Artistic perception child during preschool age develops and improves. L. M. Gurovich, on the basis of generalization of scientific data and his own research, considers age-related features of perception preschoolers literary work, highlighting two periods in their aesthetic development:

From two to five years old, when the baby does not clearly separate life from art,

And after five years, when art, including the art of the word, becomes valuable in itself for the child).

Let us briefly dwell on the age-related features of perception.

For kids younger preschool age characteristic:

The dependence of understanding the text on the personal experience of the child;

Establishing easily perceived connections when events follow each other;

The main character is in the center of attention, children most often do not understand his experiences and motives of actions;

The emotional attitude towards the characters is brightly colored; there is a craving for a rhythmically organized warehouse of speech.

AT middle preschool age there are some changes in the understanding and comprehension of the text, which is associated with the expansion of the life and literary experience of the child. Children establish simple causal relationships in the plot, in general, correctly assess the actions of the characters. In the fifth year there is a reaction to the word, interest in it, the desire to repeatedly reproduce it, beat it, comprehend it.

According to K. I. Chukovsky, a new stage of the child’s literary development begins, a close interest arises in the content of the work, in comprehending its inner meaning.

AT senior preschool age children begin to realize events that were not in their personal experience, they are interested not only in the actions of the hero, but also in the motives of actions, experiences, feelings. They can sometimes catch the subtext. An emotional attitude towards the characters arises on the basis of the child's understanding of the entire collision of the work and taking into account all the characteristics of the hero. Children develop the ability to perceive the text in the unity of content and form.

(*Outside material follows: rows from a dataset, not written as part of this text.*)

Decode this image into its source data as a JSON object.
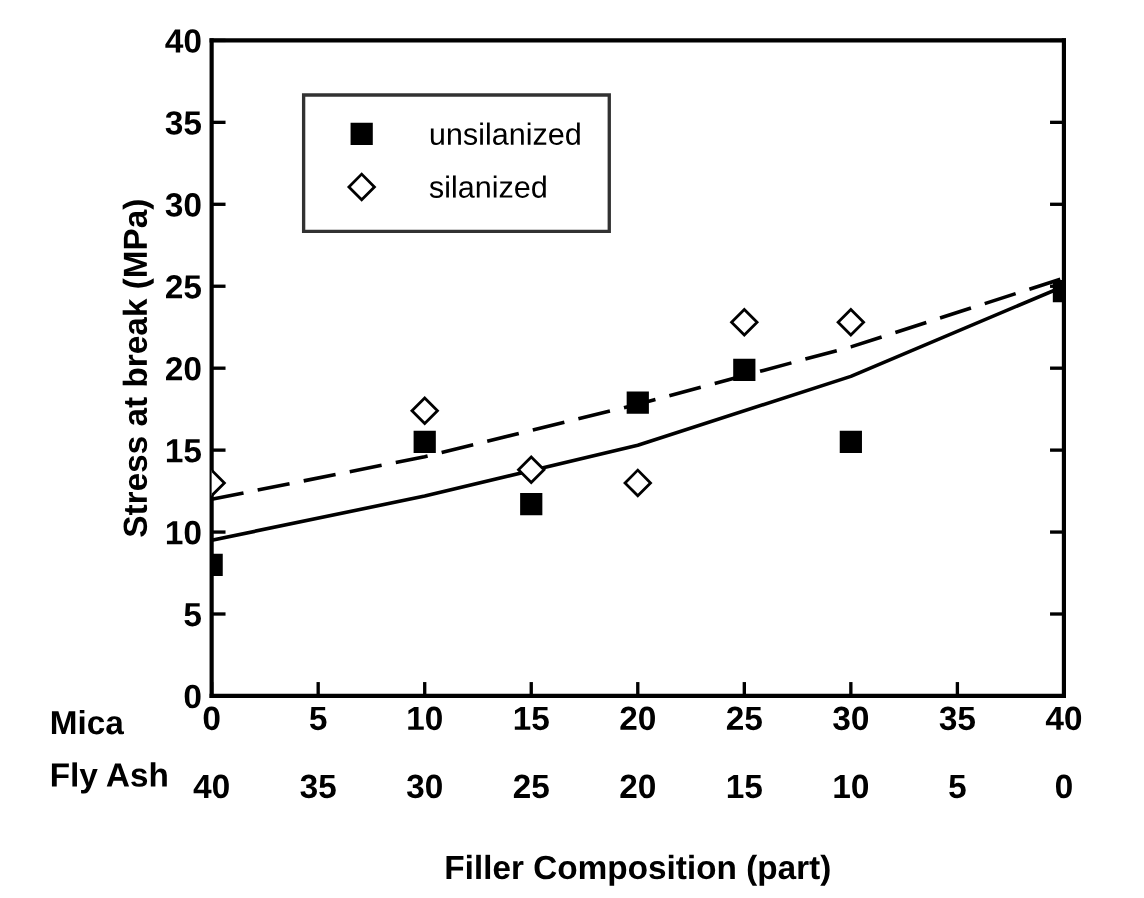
{
  "chart_data": {
    "type": "scatter",
    "xlabel": "Filler Composition (part)",
    "ylabel": "Stress at break (MPa)",
    "xlim": [
      0,
      40
    ],
    "xticks": [
      0,
      5,
      10,
      15,
      20,
      25,
      30,
      35,
      40
    ],
    "ylim": [
      0,
      40
    ],
    "yticks": [
      0,
      5,
      10,
      15,
      20,
      25,
      30,
      35,
      40
    ],
    "x2lim": [
      40,
      0
    ],
    "x2ticks": [
      40,
      35,
      30,
      25,
      20,
      15,
      10,
      5,
      0
    ],
    "annotations": [
      "Mica",
      "Fly Ash"
    ],
    "legend": "top left",
    "grid": false,
    "series": [
      {
        "name": "unsilanized",
        "color": "#000000",
        "marker": "square",
        "x": [
          0,
          10,
          15,
          20,
          25,
          30,
          40
        ],
        "values": [
          8,
          15.5,
          11.7,
          17.9,
          19.9,
          15.5,
          24.7
        ]
      },
      {
        "name": "silanized",
        "color": "#000000",
        "marker": "diamond",
        "x": [
          0,
          10,
          15,
          20,
          25,
          30
        ],
        "values": [
          13,
          17.4,
          13.8,
          13,
          22.8,
          22.8
        ]
      },
      {
        "type": "line",
        "color": "#000000",
        "line_style": "solid",
        "x": [
          0,
          10,
          20,
          30,
          40
        ],
        "values": [
          9.5,
          12.2,
          15.3,
          19.5,
          25
        ]
      },
      {
        "type": "line",
        "color": "#000000",
        "line_style": "dashed",
        "x": [
          0,
          10,
          20,
          30,
          40
        ],
        "values": [
          12,
          14.6,
          17.8,
          21.3,
          25.5
        ]
      }
    ]
  }
}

The understanding of the literary hero becomes more complicated, some features of the form of the work are realized (steady turns in a fairy tale, rhythm, rhyme).

The studies note that in a child of 4-5 years old, the mechanism of forming a holistic image of the semantic content of the perceived text begins to fully function.

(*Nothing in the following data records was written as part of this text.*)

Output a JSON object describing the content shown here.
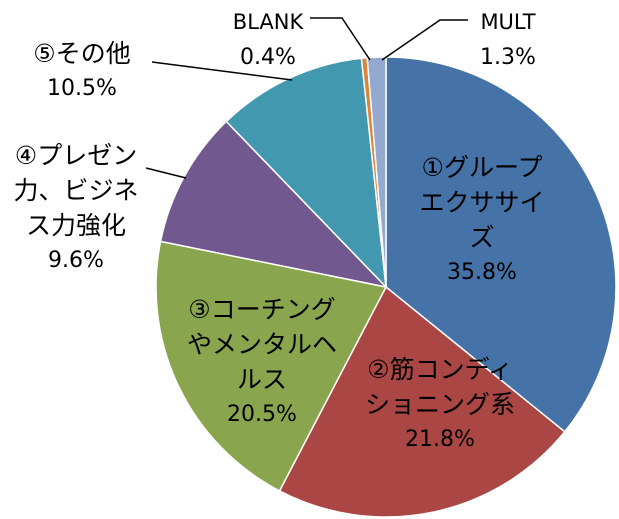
{
  "chart_data": {
    "type": "pie",
    "categories": [
      "①グループエクササイズ",
      "②筋コンディショニング系",
      "③コーチングやメンタルヘルス",
      "④プレゼン力、ビジネス力強化",
      "⑤その他",
      "BLANK",
      "MULT"
    ],
    "values": [
      35.8,
      21.8,
      20.5,
      9.6,
      10.5,
      0.4,
      1.3
    ],
    "value_labels": [
      "35.8%",
      "21.8%",
      "20.5%",
      "9.6%",
      "10.5%",
      "0.4%",
      "1.3%"
    ],
    "colors": [
      "#4572a7",
      "#aa4643",
      "#89a54e",
      "#71588f",
      "#4198af",
      "#db843d",
      "#93a9cf"
    ]
  }
}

Aged 6 – 7 years understanding mechanism the content side of a coherent text, which is distinguished by visibility, is already fully formed.

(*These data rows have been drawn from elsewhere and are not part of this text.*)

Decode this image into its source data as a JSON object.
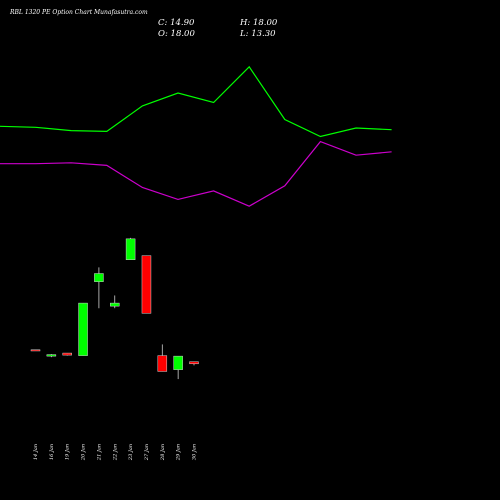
{
  "page": {
    "title": "RBL 1320 PE Option Chart Munafasutra.com"
  },
  "ohlc": {
    "close_label": "C: 14.90",
    "open_label": "O: 18.00",
    "high_label": "H: 18.00",
    "low_label": "L: 13.30"
  },
  "colors": {
    "background": "#000000",
    "bull": "#00ff00",
    "bear": "#ff0000",
    "upper_line": "#00ff00",
    "lower_line": "#cc00cc"
  },
  "chart_data": {
    "type": "candlestick",
    "categories": [
      "14 Jan",
      "16 Jan",
      "19 Jan",
      "20 Jan",
      "21 Jan",
      "22 Jan",
      "23 Jan",
      "27 Jan",
      "28 Jan",
      "29 Jan",
      "30 Jan"
    ],
    "candles": [
      {
        "open": 29.55,
        "high": 29.7,
        "low": 29.1,
        "close": 29.25
      },
      {
        "open": 25.8,
        "high": 27.0,
        "low": 25.2,
        "close": 26.7
      },
      {
        "open": 27.6,
        "high": 27.6,
        "low": 26.1,
        "close": 26.4
      },
      {
        "open": 26.1,
        "high": 57.0,
        "low": 26.1,
        "close": 57.0
      },
      {
        "open": 69.6,
        "high": 78.0,
        "low": 54.0,
        "close": 74.4
      },
      {
        "open": 55.2,
        "high": 61.5,
        "low": 54.0,
        "close": 57.0
      },
      {
        "open": 82.5,
        "high": 95.4,
        "low": 82.5,
        "close": 94.8
      },
      {
        "open": 84.9,
        "high": 84.9,
        "low": 51.0,
        "close": 51.0
      },
      {
        "open": 26.1,
        "high": 32.7,
        "low": 16.8,
        "close": 16.8
      },
      {
        "open": 17.85,
        "high": 25.8,
        "low": 12.3,
        "close": 25.8
      },
      {
        "open": 22.5,
        "high": 22.5,
        "low": 20.4,
        "close": 21.3
      }
    ],
    "upper_line": [
      161.0,
      160.4,
      158.5,
      158.0,
      173.0,
      180.6,
      175.0,
      196.0,
      165.0,
      155.0,
      160.0,
      159.0
    ],
    "lower_line": [
      139.0,
      139.0,
      139.5,
      138.0,
      125.0,
      118.0,
      123.0,
      114.0,
      126.0,
      152.0,
      144.0,
      146.0
    ],
    "ylim": [
      0,
      200
    ]
  }
}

L.M. Gurovich noted that in the process of developing artistic perception in children, an understanding of the expressive means of a work of art appears, which leads to to a more adequate, complete, deep perception of it. It is important to form in children the correct assessment of the heroes of a work of art. Conversations can be an effective help in this, especially with the use of problematic questions. They lead the child to an understanding of the “second”, the true face of the characters, the motives of their behavior, previously hidden from them, to an independent reassessment of them (in the case of an initial inadequate assessment). The perception of works of art by a preschooler will be deeper if he learns to see the elementary means of expression used by the author to characterize the depicted reality (color, color combinations, form, composition, etc.).

Thus, the ability to perceive a work of art, to realize, along with the content, the elements of artistic expression does not come by itself to the child: it must be developed and educated from a very early age. With purposeful pedagogical guidance, it is possible to ensure the perception of a work of art and the child's awareness of its content and means of artistic expression.